Seddique Mir Mateen lavished praise on current Afghan President Ashraf Ghani when he appeared on the show in January 2014, but he has since denounced the Ghani government, according to the official, who said that, on Saturday, the presenter appeared on the show dressed in military fatigues and used his programme to criticise the current Afghan government.

He also announced on that show that he would run in the next Afghan presidential election, said the official.

In 2013, Omar Mateen made inflammatory comments to co-workers, and he was interviewed twice, FBI agent Ronald Hopper said. He called those interviews inconclusive. In 2014, Mr Hopper said, officials found that Mateen had ties to an American suicide bomber. He described the contact as minimal, saying it did not constitute a threat at the time.

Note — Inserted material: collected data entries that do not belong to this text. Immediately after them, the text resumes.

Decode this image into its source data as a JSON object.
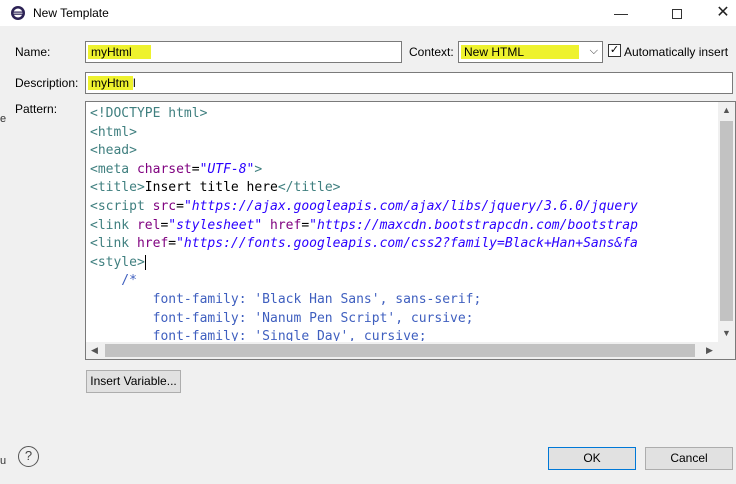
{
  "window": {
    "title": "New Template"
  },
  "form": {
    "name_label": "Name:",
    "name_value": "myHtml",
    "context_label": "Context:",
    "context_value": "New HTML",
    "auto_insert_label": "Automatically insert",
    "auto_insert_checked": true,
    "description_label": "Description:",
    "description_value_highlighted": "myHtm",
    "description_value_rest": "l",
    "pattern_label": "Pattern:",
    "highlight_color": "#eef22e"
  },
  "pattern": {
    "lines": [
      {
        "parts": [
          {
            "t": "tag",
            "s": "<!DOCTYPE html>"
          }
        ]
      },
      {
        "parts": [
          {
            "t": "tag",
            "s": "<html>"
          }
        ]
      },
      {
        "parts": [
          {
            "t": "tag",
            "s": "<head>"
          }
        ]
      },
      {
        "parts": [
          {
            "t": "tag",
            "s": "<meta "
          },
          {
            "t": "attr",
            "s": "charset"
          },
          {
            "t": "plain",
            "s": "="
          },
          {
            "t": "val",
            "s": "\"UTF-8\""
          },
          {
            "t": "tag",
            "s": ">"
          }
        ]
      },
      {
        "parts": [
          {
            "t": "tag",
            "s": "<title>"
          },
          {
            "t": "plain",
            "s": "Insert title here"
          },
          {
            "t": "tag",
            "s": "</title>"
          }
        ]
      },
      {
        "parts": [
          {
            "t": "tag",
            "s": "<script "
          },
          {
            "t": "attr",
            "s": "src"
          },
          {
            "t": "plain",
            "s": "="
          },
          {
            "t": "val",
            "s": "\"https://ajax.googleapis.com/ajax/libs/jquery/3.6.0/jquery"
          }
        ]
      },
      {
        "parts": [
          {
            "t": "tag",
            "s": "<link "
          },
          {
            "t": "attr",
            "s": "rel"
          },
          {
            "t": "plain",
            "s": "="
          },
          {
            "t": "val",
            "s": "\"stylesheet\""
          },
          {
            "t": "plain",
            "s": " "
          },
          {
            "t": "attr",
            "s": "href"
          },
          {
            "t": "plain",
            "s": "="
          },
          {
            "t": "val",
            "s": "\"https://maxcdn.bootstrapcdn.com/bootstrap"
          }
        ]
      },
      {
        "parts": [
          {
            "t": "tag",
            "s": "<link "
          },
          {
            "t": "attr",
            "s": "href"
          },
          {
            "t": "plain",
            "s": "="
          },
          {
            "t": "val",
            "s": "\"https://fonts.googleapis.com/css2?family=Black+Han+Sans&fa"
          }
        ]
      },
      {
        "parts": [
          {
            "t": "tag",
            "s": "<style>"
          }
        ],
        "caret": true
      },
      {
        "parts": [
          {
            "t": "cm",
            "s": "    /*"
          }
        ]
      },
      {
        "parts": [
          {
            "t": "cm",
            "s": "        font-family: 'Black Han Sans', sans-serif;"
          }
        ]
      },
      {
        "parts": [
          {
            "t": "cm",
            "s": "        font-family: 'Nanum Pen Script', cursive;"
          }
        ]
      },
      {
        "parts": [
          {
            "t": "cm",
            "s": "        font-family: 'Single Day', cursive;"
          }
        ]
      }
    ]
  },
  "buttons": {
    "insert_variable": "Insert Variable...",
    "ok": "OK",
    "cancel": "Cancel"
  },
  "edge_marks": [
    "e",
    "u"
  ]
}
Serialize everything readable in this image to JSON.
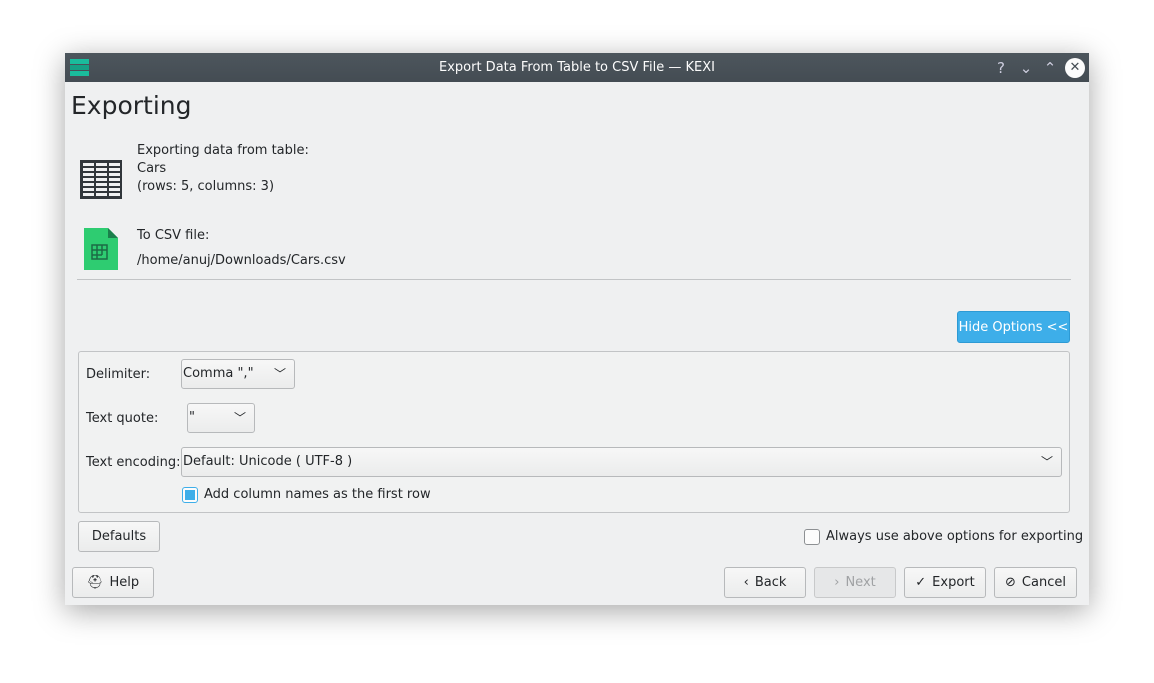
{
  "window": {
    "title": "Export Data From Table to CSV File — KEXI",
    "buttons": {
      "help": "?",
      "minimize": "⌄",
      "maximize": "⌃",
      "close": "✕"
    }
  },
  "page": {
    "heading": "Exporting"
  },
  "source": {
    "label": "Exporting data from table:",
    "table": "Cars",
    "info": "(rows: 5, columns: 3)"
  },
  "target": {
    "label": "To CSV file:",
    "path": "/home/anuj/Downloads/Cars.csv"
  },
  "hide_options": "Hide Options <<",
  "options": {
    "delimiter_label": "Delimiter:",
    "delimiter_value": "Comma \",\"",
    "quote_label": "Text quote:",
    "quote_value": "\"",
    "encoding_label": "Text encoding:",
    "encoding_value": "Default: Unicode ( UTF-8 )",
    "add_column_names": {
      "label": "Add column names as the first row",
      "checked": true
    }
  },
  "defaults": "Defaults",
  "always_use": {
    "label": "Always use above options for exporting",
    "checked": false
  },
  "footer": {
    "help": "Help",
    "back": "Back",
    "next": "Next",
    "export": "Export",
    "cancel": "Cancel"
  },
  "colors": {
    "accent": "#3daee9",
    "titlebar": "#474f56",
    "file_icon": "#2ecc71"
  }
}
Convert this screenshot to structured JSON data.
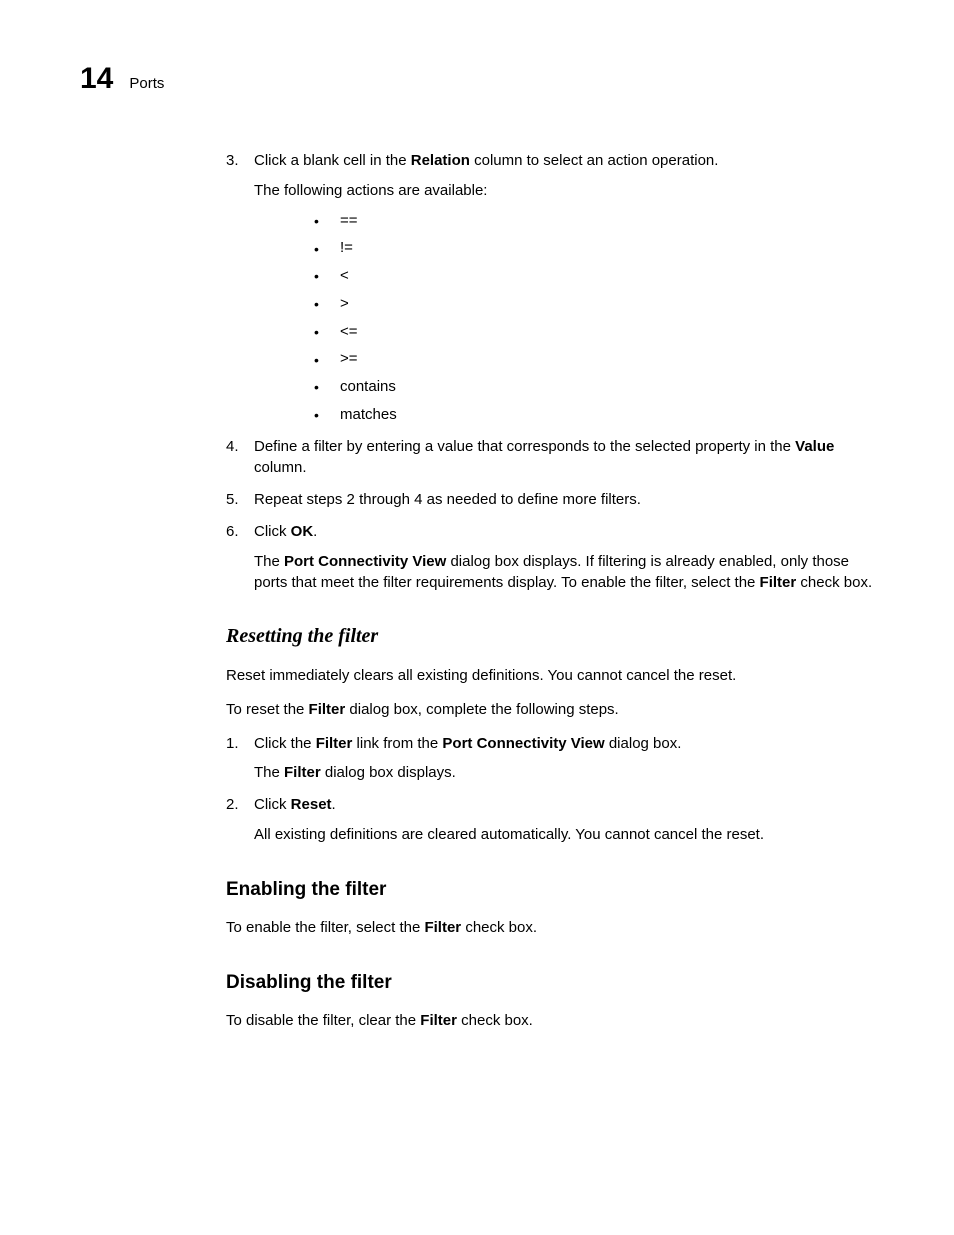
{
  "header": {
    "chapter_number": "14",
    "chapter_title": "Ports"
  },
  "step3": {
    "num": "3.",
    "text_pre": "Click a blank cell in the ",
    "bold1": "Relation",
    "text_post": " column to select an action operation.",
    "sub": "The following actions are available:",
    "bullets": [
      "==",
      "!=",
      "<",
      ">",
      "<=",
      ">=",
      "contains",
      "matches"
    ]
  },
  "step4": {
    "num": "4.",
    "text_pre": "Define a filter by entering a value that corresponds to the selected property in the ",
    "bold1": "Value",
    "text_post": " column."
  },
  "step5": {
    "num": "5.",
    "text": "Repeat steps 2 through 4 as needed to define more filters."
  },
  "step6": {
    "num": "6.",
    "text_pre": "Click ",
    "bold1": "OK",
    "text_post": ".",
    "sub_pre": "The ",
    "sub_b1": "Port Connectivity View",
    "sub_mid": " dialog box displays. If filtering is already enabled, only those ports that meet the filter requirements display. To enable the filter, select the ",
    "sub_b2": "Filter",
    "sub_post": " check box."
  },
  "resetting": {
    "heading": "Resetting the filter",
    "p1": "Reset immediately clears all existing definitions. You cannot cancel the reset.",
    "p2_pre": "To reset the ",
    "p2_b": "Filter",
    "p2_post": " dialog box, complete the following steps.",
    "s1": {
      "num": "1.",
      "pre": "Click the ",
      "b1": "Filter",
      "mid": " link from the ",
      "b2": "Port Connectivity View",
      "post": " dialog box.",
      "sub_pre": "The ",
      "sub_b": "Filter",
      "sub_post": " dialog box displays."
    },
    "s2": {
      "num": "2.",
      "pre": "Click ",
      "b1": "Reset",
      "post": ".",
      "sub": "All existing definitions are cleared automatically. You cannot cancel the reset."
    }
  },
  "enabling": {
    "heading": "Enabling the filter",
    "p_pre": "To enable the filter, select the ",
    "p_b": "Filter",
    "p_post": " check box."
  },
  "disabling": {
    "heading": "Disabling the filter",
    "p_pre": "To disable the filter, clear the ",
    "p_b": "Filter",
    "p_post": " check box."
  }
}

Mateen purchased at least two firearms legally within the last week or so, according to Trevor Velinor, of the Bureau of Alcohol, Tobacco and Firearms.

Mateen had no criminal record. Ms Yusufiy said he wanted to be a police officer and had applied to the police academy. Mateen was a security guard at the G4S company, which identifies itself on its website as "the leading global integrated security company".

Imam Rahman said he had known Mateen and his family since the gunman was a young boy.

Playful as a child, he became more serious as an adult, he said. He spoke both English and Farsi, and was into bodybuilding. He was not, as far as the imam could see, someone who would ever commit such a gruesome act of mass violence.

"It was totally unexpected," Mr Rahman said.